Traversée fluviale Bécancour–Trois-Rivières
Remplacement de la ligne à 230 kV
Communications et FAQ
À l’étape de l’avant-projet, les représentants des villes de Bécancour et de Trois-Rivières ont été invités à fournir leur rétroaction sur ce projet.
Hydro-Québec a aussi consulté les organismes responsables de la réglementation et de l’exploitation de la voie maritime du Saint-Laurent afin de tenir compte de leurs exigences et besoins. Quelques semaines avant le début du projet, tous les publics concernés auront reçu un bulletin d’information les informant de la nature et du déroulement des travaux.
Si la ligne de transport date de 1958, pourquoi ne faut-il remplacer que la traversée fluviale ?
En 2018, lors d’activités de maintenance et d’inspection des câbles, nous avons constaté que les brins qui composent les câbles entre les pylônes de traversée présentaient des signes de fatigue. Ce phénomène n’était pas présent sur le reste de la ligne. Ce projet a donc été priorisé.
N’aurait-il pas été plus approprié d’enfouir la ligne au lieu de la reconstruire ?
Hydro-Québec a recours à l’enfouissement lorsqu’il n’est pas possible d’installer une ligne aérienne, soit parce que l’espace est insuffisant, soit parce qu’il existe un obstacle infranchissable. De plus, dans ce cas-ci, nous conservons les pylônes existants ; seuls les câbles doivent être remplacés.
L’option souterraine comprend aussi des considérations très importantes sur les plans économique, technique et environnemental :
- Une ligne sous-fluviale coûte de trois à dix fois plus cher qu’une ligne aérienne.
- Il faut construire un poste de liaisons aérosouterraine à chaque extrémité d’un tronçon de ligne à courant alternatif enfoui.
- Des chambres de jonction doivent être installées à des intervalles réguliers, de 500 m à 1000 m selon la tension et la grosseur des câbles.
- La durée de vie d’une ligne souterraine est moindre (40 ans) que celle d’une ligne aérienne (environ 80 ans).
- Le repérage et la réparation des défauts prennent beaucoup plus de temps sur une ligne souterraine que sur une ligne aérienne.

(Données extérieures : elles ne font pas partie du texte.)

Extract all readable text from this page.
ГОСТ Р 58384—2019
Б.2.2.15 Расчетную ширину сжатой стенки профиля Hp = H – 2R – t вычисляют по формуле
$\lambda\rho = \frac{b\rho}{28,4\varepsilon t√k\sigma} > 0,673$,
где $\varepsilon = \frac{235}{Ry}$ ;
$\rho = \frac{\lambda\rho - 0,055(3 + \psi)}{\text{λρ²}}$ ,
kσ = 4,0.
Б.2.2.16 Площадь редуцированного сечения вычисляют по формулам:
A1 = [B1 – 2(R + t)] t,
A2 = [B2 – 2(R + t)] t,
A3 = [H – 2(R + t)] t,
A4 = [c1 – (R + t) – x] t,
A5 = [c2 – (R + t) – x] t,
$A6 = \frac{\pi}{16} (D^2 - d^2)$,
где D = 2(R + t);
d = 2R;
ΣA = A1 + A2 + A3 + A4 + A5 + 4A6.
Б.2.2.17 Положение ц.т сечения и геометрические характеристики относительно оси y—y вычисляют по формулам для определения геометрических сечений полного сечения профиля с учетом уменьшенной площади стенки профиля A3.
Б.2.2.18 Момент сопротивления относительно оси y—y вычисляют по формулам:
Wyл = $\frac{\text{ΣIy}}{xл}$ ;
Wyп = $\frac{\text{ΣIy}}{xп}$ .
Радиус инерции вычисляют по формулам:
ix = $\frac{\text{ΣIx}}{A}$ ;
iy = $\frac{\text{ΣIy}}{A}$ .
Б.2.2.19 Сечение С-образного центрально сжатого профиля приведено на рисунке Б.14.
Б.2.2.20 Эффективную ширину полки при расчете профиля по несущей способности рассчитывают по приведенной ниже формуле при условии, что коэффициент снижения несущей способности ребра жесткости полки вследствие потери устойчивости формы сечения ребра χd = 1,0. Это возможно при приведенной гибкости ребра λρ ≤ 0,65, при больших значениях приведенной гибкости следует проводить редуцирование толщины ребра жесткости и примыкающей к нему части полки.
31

- Sur le plan environnemental, il faut tenir compte d’impacts importants sur certains milieux sensibles. La proximité des lignes avec les berges du fleuve Saint-Laurent serait un élément important à considérer.
Quelle est la valeur de ce projet ?
Le projet est évalué à 7,5 M$. Ces coûts incluent l’ingénierie, la réalisation des travaux, l’approvisionnement, la gestion du projet, l’obtention des autorisations, le respect de la réglementation, les relevés d’arpentage et l’élaboration des techniques de construction.
Comment assurez-vous l’alimentation en électricité des clients desservis par cette ligne durant les travaux ?
Nous avons installé un contournement temporaire afin d’alimenter les clients reliés au réseau de transport d’électricité. Aucune interruption de service n’est prévue pour les clients résidentiels et d’affaires de ce secteur.
Quelles seront les retombées économiques régionales du projet ?
Un projet comme celui du remplacement de câbles au-dessus du fleuve Saint-Laurent doit être confié à des entreprises spécialisées. Dans ce cas-ci, la co-entreprise TCI-ARNO a remporté l’appel de propositions et le fournisseur Prysmian a conçu les câbles dans ses installations de Shawinigan. ARNO a son siège social à Trois-Rivières depuis plus de 55 ans.
L’entrepreneur qui remporte l’appel de propositions peut solliciter, dans le cadre du contrat à réaliser, les services de sous-traitants régionaux pour des services de location, d’opération de machinerie lourde, de location de petits équipements divers, etc. Les achats de biens et de services (hébergement, restauration, essence) dans le cadre du projet contribuent aussi à l’activité économique régionale.